My intention is not to scare or discourage; rather, I hope that you find comfort in knowing that you are not the only one having the full experience of pregnancy. Here are the 20 side effects that no one wants to talk about:

1.) “Morning sickness.” I put this in quotes because I was throwing up all day long. I noticed that the nausea got worse the more tired I became. The best advice I would give you is just to go with it. If you feel the need to throw up, it's better just to give in. I remember driving into work and pulling off the side of the highway, quickly opening my door, just in time to give all of the morning traffic a view of my ex-breakfast.

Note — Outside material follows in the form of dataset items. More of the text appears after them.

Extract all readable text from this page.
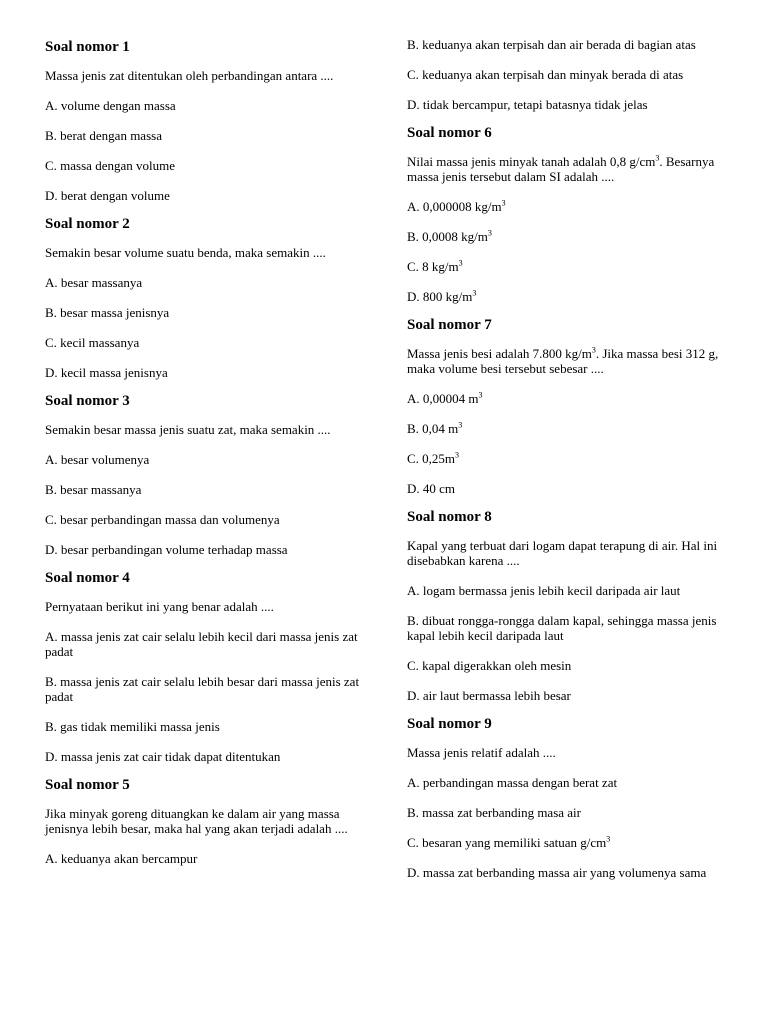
Soal nomor 1
Massa jenis zat ditentukan oleh perbandingan antara ....
A. volume dengan massa
B. berat dengan massa
C. massa dengan volume
D. berat dengan volume
Soal nomor 2
Semakin besar volume suatu benda, maka semakin ....
A. besar massanya
B. besar massa jenisnya
C. kecil massanya
D. kecil massa jenisnya
Soal nomor 3
Semakin besar massa jenis suatu zat, maka semakin ....
A. besar volumenya
B. besar massanya
C. besar perbandingan massa dan volumenya
D. besar perbandingan volume terhadap massa
Soal nomor 4
Pernyataan berikut ini yang benar adalah ....
A. massa jenis zat cair selalu lebih kecil dari massa jenis zat padat
B. massa jenis zat cair selalu lebih besar dari massa jenis zat padat
B. gas tidak memiliki massa jenis
D. massa jenis zat cair tidak dapat ditentukan
Soal nomor 5
Jika minyak goreng dituangkan ke dalam air yang massa jenisnya lebih besar, maka hal yang akan terjadi adalah ....
A. keduanya akan bercampur
B. keduanya akan terpisah dan air berada di bagian atas
C. keduanya akan terpisah dan minyak berada di atas
D. tidak bercampur, tetapi batasnya tidak jelas
Soal nomor 6
Nilai massa jenis minyak tanah adalah 0,8 $g/cm^3$. Besarnya massa jenis tersebut dalam SI adalah ....
A. 0,000008 $kg/m^3$
B. 0,0008 $kg/m^3$
C. 8 $kg/m^3$
D. 800 $kg/m^3$
Soal nomor 7
Massa jenis besi adalah 7.800 $kg/m^3$. Jika massa besi 312 g, maka volume besi tersebut sebesar ....
A. 0,00004 $m^3$
B. 0,04 $m^3$
C. $0,25m^3$
D. 40 cm
Soal nomor 8
Kapal yang terbuat dari logam dapat terapung di air. Hal ini disebabkan karena ....
A. logam bermassa jenis lebih kecil daripada air laut
B. dibuat rongga-rongga dalam kapal, sehingga massa jenis kapal lebih kecil daripada laut
C. kapal digerakkan oleh mesin
D. air laut bermassa lebih besar
Soal nomor 9
Massa jenis relatif adalah ....
A. perbandingan massa dengan berat zat
B. massa zat berbanding masa air
C. besaran yang memiliki satuan $g/cm^3$
D. massa zat berbanding massa air yang volumenya sama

2.) Stretch marks. Despite rubbing everything on my skin, from cocoa butter to olive oil, my body looks like a bomb went off and, according to my dermatologist, there isn’t technology available to get rid of them.

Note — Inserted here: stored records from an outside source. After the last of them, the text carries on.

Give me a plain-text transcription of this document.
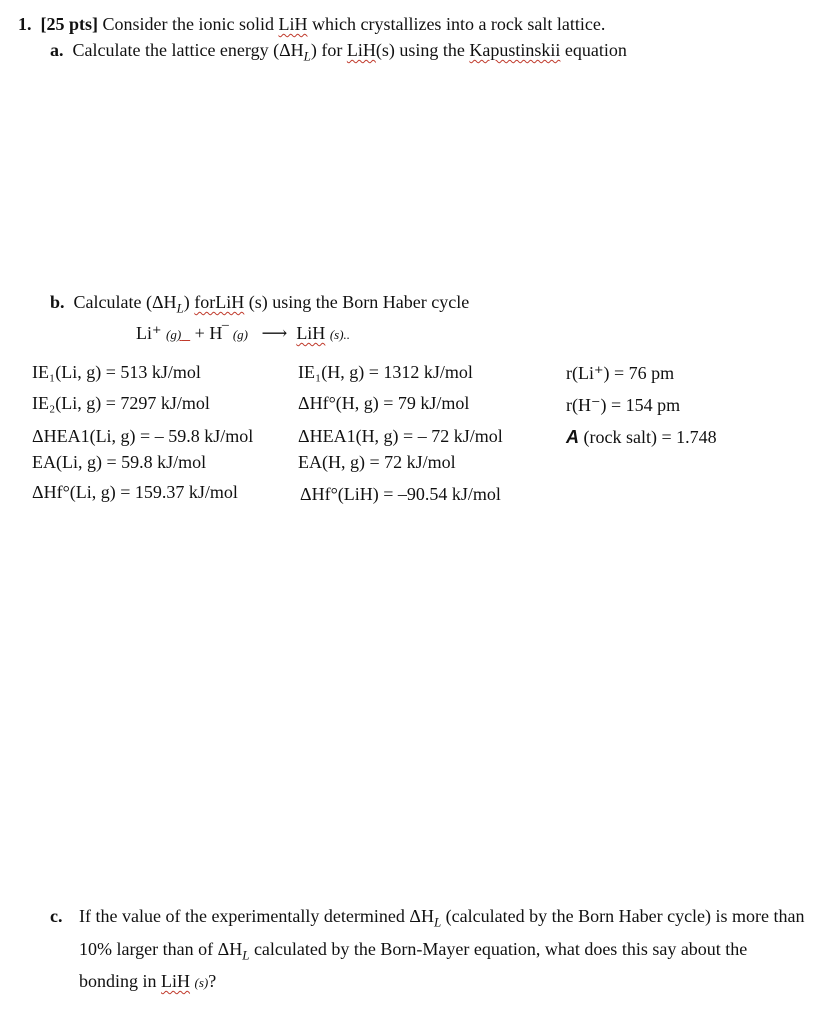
1. [25 pts] Consider the ionic solid LiH which crystallizes into a rock salt lattice.
a. Calculate the lattice energy $(\Delta H_L)$ for LiH(s) using the Kapustinskii equation
b. Calculate $(\Delta H_L)$ forLiH (s) using the Born Haber cycle
Li⁺ (g) + H‾ (g) ⟶ LiH (s)..
IE₁(Li, g) = 513 kJ/mol
IE₂(Li, g) = 7297 kJ/mol
ΔHEA1(Li, g) = – 59.8 kJ/mol
EA(Li, g) = 59.8 kJ/mol
ΔHf°(Li, g) = 159.37 kJ/mol
IE₁(H, g) = 1312 kJ/mol
ΔHf°(H, g) = 79 kJ/mol
ΔHEA1(H, g) = – 72 kJ/mol
EA(H, g) = 72 kJ/mol
ΔHf°(LiH) = –90.54 kJ/mol
r(Li⁺) = 76 pm
r(H⁻) = 154 pm
A (rock salt) = 1.748
c. If the value of the experimentally determined $\Delta H_L$ (calculated by the Born Haber cycle) is more than 10% larger than of $\Delta H_L$ calculated by the Born-Mayer equation, what does this say about the bonding in LiH (s)?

3.) Hair anomalies. The hair on your head is fabulous! It's thick, it’s shiny, definitely one of the perks of pregnancy. You will also notice hair growing in other places at a vigorous pace. Not to worry, this will go away but, until then, you may be a little fuzzier than normal.

4.) Sex dreams. Don’t ask me why, but just at the time when I felt the least sexy I started having the craziest sex dreams. This is definitely a mixed blessing.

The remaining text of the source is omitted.